Alex sensed Chloe’s body tense as they stepped into the darkened room. The air was fetid and sour with the smell of iron. Patches of blood stained the already dark carpet at the right-hand side of the room. A wooden chair was upturned. Several lengths of rope lay strewn amidst it.

‘Jesus.’

Alex surveyed the scene, realising now exactly what Jacob and his friend Riley had seen. A woman in a chair. Her head hanging low and her long hair covering her face. At first, they hadn’t thought the woman was real. She looked just like one of those real-life dolls they dress up in shops. A Hallowe’en version.

Then they’d kept telling themselves that’s exactly what she had been, to make the memory of her go away.

Alex put a hand to her mouth. Had Sarah Taylor been here, tied to this chair? Was it Sarah the two boys had seen? Had she been alive? If it hadn’t been Sarah, who else had been here? And where was Sarah now?

‘We’ve got prints, boss.’

Alex watched a scene of crime officer collect a sample of blood from the floor at the foot of the upturned chair. The other SOCO was still dusting for further prints.

‘Could be the boys’ prints,’ Chloe suggested. ‘Did they actually come into the room?’

‘Jake said not. What the bloody hell were they doing out here alone at that time of night? Where were their parents?’

Chloe studied Alex, watching frustration play out in the tensing of her jaw. Chloe didn’t think it was suitable to point out that if the boys’ parents had been keeping a closer eye on them, they wouldn’t have found this place.

When she caught her eye, Alex looked away. She ushered Chloe back out to the kitchen.

‘If Sarah Taylor, or whoever else, was here then how were they moved – how were they brought here?’

‘Road’s pretty isolated. Be easy enough for someone to come and go without being noticed, I suppose.’

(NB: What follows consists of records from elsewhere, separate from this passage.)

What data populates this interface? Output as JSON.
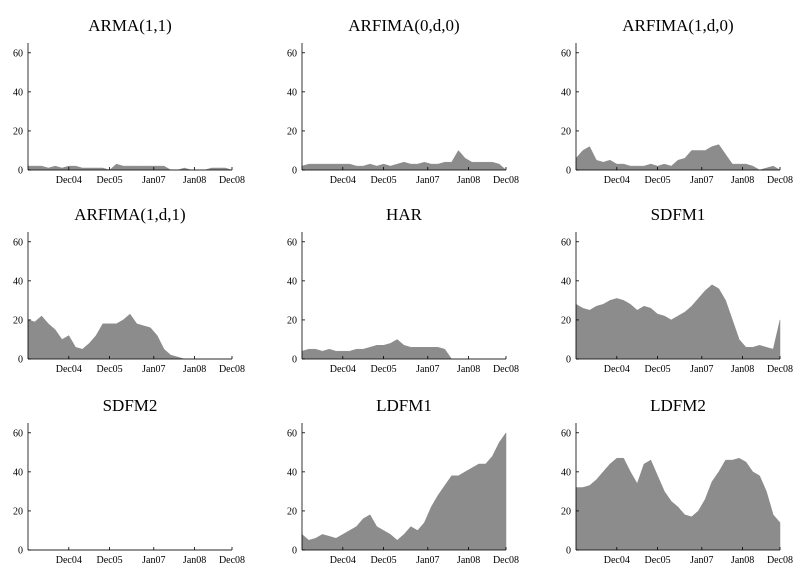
{
  "chart_data": [
    {
      "type": "area",
      "title": "ARMA(1,1)",
      "color": "#8c8c8c",
      "x": [
        0,
        2,
        4,
        6,
        8,
        10,
        12,
        14,
        16,
        18,
        20,
        22,
        24,
        26,
        28,
        30,
        32,
        34,
        36,
        38,
        40,
        42,
        44,
        46,
        48,
        50,
        52,
        54,
        56,
        58,
        60
      ],
      "values": [
        2,
        2,
        2,
        1,
        2,
        1,
        2,
        2,
        1,
        1,
        1,
        1,
        0,
        3,
        2,
        2,
        2,
        2,
        2,
        2,
        2,
        0,
        0,
        1,
        0,
        0,
        0,
        1,
        1,
        1,
        0
      ],
      "xlim": [
        0,
        60
      ],
      "ylim": [
        0,
        65
      ],
      "yticks": [
        0,
        20,
        40,
        60
      ],
      "xticks": [
        {
          "value": 12,
          "label": "Dec04"
        },
        {
          "value": 24,
          "label": "Dec05"
        },
        {
          "value": 37,
          "label": "Jan07"
        },
        {
          "value": 49,
          "label": "Jan08"
        },
        {
          "value": 60,
          "label": "Dec08"
        }
      ]
    },
    {
      "type": "area",
      "title": "ARFIMA(0,d,0)",
      "color": "#8c8c8c",
      "x": [
        0,
        2,
        4,
        6,
        8,
        10,
        12,
        14,
        16,
        18,
        20,
        22,
        24,
        26,
        28,
        30,
        32,
        34,
        36,
        38,
        40,
        42,
        44,
        46,
        48,
        50,
        52,
        54,
        56,
        58,
        60
      ],
      "values": [
        2,
        3,
        3,
        3,
        3,
        3,
        3,
        3,
        2,
        2,
        3,
        2,
        3,
        2,
        3,
        4,
        3,
        3,
        4,
        3,
        3,
        4,
        4,
        10,
        6,
        4,
        4,
        4,
        4,
        3,
        0
      ],
      "xlim": [
        0,
        60
      ],
      "ylim": [
        0,
        65
      ],
      "yticks": [
        0,
        20,
        40,
        60
      ],
      "xticks": [
        {
          "value": 12,
          "label": "Dec04"
        },
        {
          "value": 24,
          "label": "Dec05"
        },
        {
          "value": 37,
          "label": "Jan07"
        },
        {
          "value": 49,
          "label": "Jan08"
        },
        {
          "value": 60,
          "label": "Dec08"
        }
      ]
    },
    {
      "type": "area",
      "title": "ARFIMA(1,d,0)",
      "color": "#8c8c8c",
      "x": [
        0,
        2,
        4,
        6,
        8,
        10,
        12,
        14,
        16,
        18,
        20,
        22,
        24,
        26,
        28,
        30,
        32,
        34,
        36,
        38,
        40,
        42,
        44,
        46,
        48,
        50,
        52,
        54,
        56,
        58,
        60
      ],
      "values": [
        6,
        10,
        12,
        5,
        4,
        5,
        3,
        3,
        2,
        2,
        2,
        3,
        2,
        3,
        2,
        5,
        6,
        10,
        10,
        10,
        12,
        13,
        8,
        3,
        3,
        3,
        2,
        0,
        1,
        2,
        0
      ],
      "xlim": [
        0,
        60
      ],
      "ylim": [
        0,
        65
      ],
      "yticks": [
        0,
        20,
        40,
        60
      ],
      "xticks": [
        {
          "value": 12,
          "label": "Dec04"
        },
        {
          "value": 24,
          "label": "Dec05"
        },
        {
          "value": 37,
          "label": "Jan07"
        },
        {
          "value": 49,
          "label": "Jan08"
        },
        {
          "value": 60,
          "label": "Dec08"
        }
      ]
    },
    {
      "type": "area",
      "title": "ARFIMA(1,d,1)",
      "color": "#8c8c8c",
      "x": [
        0,
        2,
        4,
        6,
        8,
        10,
        12,
        14,
        16,
        18,
        20,
        22,
        24,
        26,
        28,
        30,
        32,
        34,
        36,
        38,
        40,
        42,
        44,
        46,
        48,
        50,
        52,
        54,
        56,
        58,
        60
      ],
      "values": [
        20,
        19,
        22,
        18,
        15,
        10,
        12,
        6,
        5,
        8,
        12,
        18,
        18,
        18,
        20,
        23,
        18,
        17,
        16,
        12,
        5,
        2,
        1,
        0,
        0,
        0,
        0,
        0,
        0,
        0,
        0
      ],
      "xlim": [
        0,
        60
      ],
      "ylim": [
        0,
        65
      ],
      "yticks": [
        0,
        20,
        40,
        60
      ],
      "xticks": [
        {
          "value": 12,
          "label": "Dec04"
        },
        {
          "value": 24,
          "label": "Dec05"
        },
        {
          "value": 37,
          "label": "Jan07"
        },
        {
          "value": 49,
          "label": "Jan08"
        },
        {
          "value": 60,
          "label": "Dec08"
        }
      ]
    },
    {
      "type": "area",
      "title": "HAR",
      "color": "#8c8c8c",
      "x": [
        0,
        2,
        4,
        6,
        8,
        10,
        12,
        14,
        16,
        18,
        20,
        22,
        24,
        26,
        28,
        30,
        32,
        34,
        36,
        38,
        40,
        42,
        44,
        46,
        48,
        50,
        52,
        54,
        56,
        58,
        60
      ],
      "values": [
        4,
        5,
        5,
        4,
        5,
        4,
        4,
        4,
        5,
        5,
        6,
        7,
        7,
        8,
        10,
        7,
        6,
        6,
        6,
        6,
        6,
        5,
        0,
        0,
        0,
        0,
        0,
        0,
        0,
        0,
        0
      ],
      "xlim": [
        0,
        60
      ],
      "ylim": [
        0,
        65
      ],
      "yticks": [
        0,
        20,
        40,
        60
      ],
      "xticks": [
        {
          "value": 12,
          "label": "Dec04"
        },
        {
          "value": 24,
          "label": "Dec05"
        },
        {
          "value": 37,
          "label": "Jan07"
        },
        {
          "value": 49,
          "label": "Jan08"
        },
        {
          "value": 60,
          "label": "Dec08"
        }
      ]
    },
    {
      "type": "area",
      "title": "SDFM1",
      "color": "#8c8c8c",
      "x": [
        0,
        2,
        4,
        6,
        8,
        10,
        12,
        14,
        16,
        18,
        20,
        22,
        24,
        26,
        28,
        30,
        32,
        34,
        36,
        38,
        40,
        42,
        44,
        46,
        48,
        50,
        52,
        54,
        56,
        58,
        60
      ],
      "values": [
        28,
        26,
        25,
        27,
        28,
        30,
        31,
        30,
        28,
        25,
        27,
        26,
        23,
        22,
        20,
        22,
        24,
        27,
        31,
        35,
        38,
        36,
        30,
        20,
        10,
        6,
        6,
        7,
        6,
        5,
        20
      ],
      "xlim": [
        0,
        60
      ],
      "ylim": [
        0,
        65
      ],
      "yticks": [
        0,
        20,
        40,
        60
      ],
      "xticks": [
        {
          "value": 12,
          "label": "Dec04"
        },
        {
          "value": 24,
          "label": "Dec05"
        },
        {
          "value": 37,
          "label": "Jan07"
        },
        {
          "value": 49,
          "label": "Jan08"
        },
        {
          "value": 60,
          "label": "Dec08"
        }
      ]
    },
    {
      "type": "area",
      "title": "SDFM2",
      "color": "#8c8c8c",
      "x": [
        0,
        2,
        4,
        6,
        8,
        10,
        12,
        14,
        16,
        18,
        20,
        22,
        24,
        26,
        28,
        30,
        32,
        34,
        36,
        38,
        40,
        42,
        44,
        46,
        48,
        50,
        52,
        54,
        56,
        58,
        60
      ],
      "values": [
        0,
        0,
        0,
        0,
        0,
        0,
        0,
        0,
        0,
        0,
        0,
        0,
        0,
        0,
        0,
        0,
        0,
        0,
        0,
        0,
        0,
        0,
        0,
        0,
        0,
        0,
        0,
        0,
        0,
        0,
        0
      ],
      "xlim": [
        0,
        60
      ],
      "ylim": [
        0,
        65
      ],
      "yticks": [
        0,
        20,
        40,
        60
      ],
      "xticks": [
        {
          "value": 12,
          "label": "Dec04"
        },
        {
          "value": 24,
          "label": "Dec05"
        },
        {
          "value": 37,
          "label": "Jan07"
        },
        {
          "value": 49,
          "label": "Jan08"
        },
        {
          "value": 60,
          "label": "Dec08"
        }
      ]
    },
    {
      "type": "area",
      "title": "LDFM1",
      "color": "#8c8c8c",
      "x": [
        0,
        2,
        4,
        6,
        8,
        10,
        12,
        14,
        16,
        18,
        20,
        22,
        24,
        26,
        28,
        30,
        32,
        34,
        36,
        38,
        40,
        42,
        44,
        46,
        48,
        50,
        52,
        54,
        56,
        58,
        60
      ],
      "values": [
        8,
        5,
        6,
        8,
        7,
        6,
        8,
        10,
        12,
        16,
        18,
        12,
        10,
        8,
        5,
        8,
        12,
        10,
        14,
        22,
        28,
        33,
        38,
        38,
        40,
        42,
        44,
        44,
        48,
        55,
        60
      ],
      "xlim": [
        0,
        60
      ],
      "ylim": [
        0,
        65
      ],
      "yticks": [
        0,
        20,
        40,
        60
      ],
      "xticks": [
        {
          "value": 12,
          "label": "Dec04"
        },
        {
          "value": 24,
          "label": "Dec05"
        },
        {
          "value": 37,
          "label": "Jan07"
        },
        {
          "value": 49,
          "label": "Jan08"
        },
        {
          "value": 60,
          "label": "Dec08"
        }
      ]
    },
    {
      "type": "area",
      "title": "LDFM2",
      "color": "#8c8c8c",
      "x": [
        0,
        2,
        4,
        6,
        8,
        10,
        12,
        14,
        16,
        18,
        20,
        22,
        24,
        26,
        28,
        30,
        32,
        34,
        36,
        38,
        40,
        42,
        44,
        46,
        48,
        50,
        52,
        54,
        56,
        58,
        60
      ],
      "values": [
        32,
        32,
        33,
        36,
        40,
        44,
        47,
        47,
        40,
        34,
        44,
        46,
        38,
        30,
        25,
        22,
        18,
        17,
        20,
        26,
        35,
        40,
        46,
        46,
        47,
        45,
        40,
        38,
        30,
        18,
        14
      ],
      "xlim": [
        0,
        60
      ],
      "ylim": [
        0,
        65
      ],
      "yticks": [
        0,
        20,
        40,
        60
      ],
      "xticks": [
        {
          "value": 12,
          "label": "Dec04"
        },
        {
          "value": 24,
          "label": "Dec05"
        },
        {
          "value": 37,
          "label": "Jan07"
        },
        {
          "value": 49,
          "label": "Jan08"
        },
        {
          "value": 60,
          "label": "Dec08"
        }
      ]
    }
  ]
}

Alex went back through to the small landing and glanced along the walls at the side of the staircase. ‘No blood out here,’ she mused. ‘If someone had been brought here against their will, there’d be signs of a struggle, wouldn’t there? And if he’d had to move an injured person back down these stairs, where’s the blood?’ She put a hand to her face and pressed her fingers against her eyelids. She knew that injured would likely mean dead. As she began to consider the ways the woman had been removed from the building, dark images permeated Alex’s thoughts.

‘We need to get Jake and Riley in and get them printed,’ she said, thinking aloud. ‘If we can rule them out, we might be able to isolate the killer’s prints.’

Her phone began to ring. She took it from her pocket and saw DC Mason’s number flash up from the screen.

‘Daniel.’

‘I’ve watched some of the CCTV footage sent over from the strip club where Lola worked,’ he told Alex.

The call the station had received had been from a young woman who hadn’t wanted to give her name. She claimed she had worked with Lola in a strip club in Cardiff – one of the subterranean bars that ran the length of St Mary’s Street – and said it was doubtful the manager would have contacted police even had he heard of Lola’s murder. It seemed he paid a lot of the girls who worked there cash in hand and was notorious for fiddling the club’s accounts. He wouldn’t have wanted any attention from the police.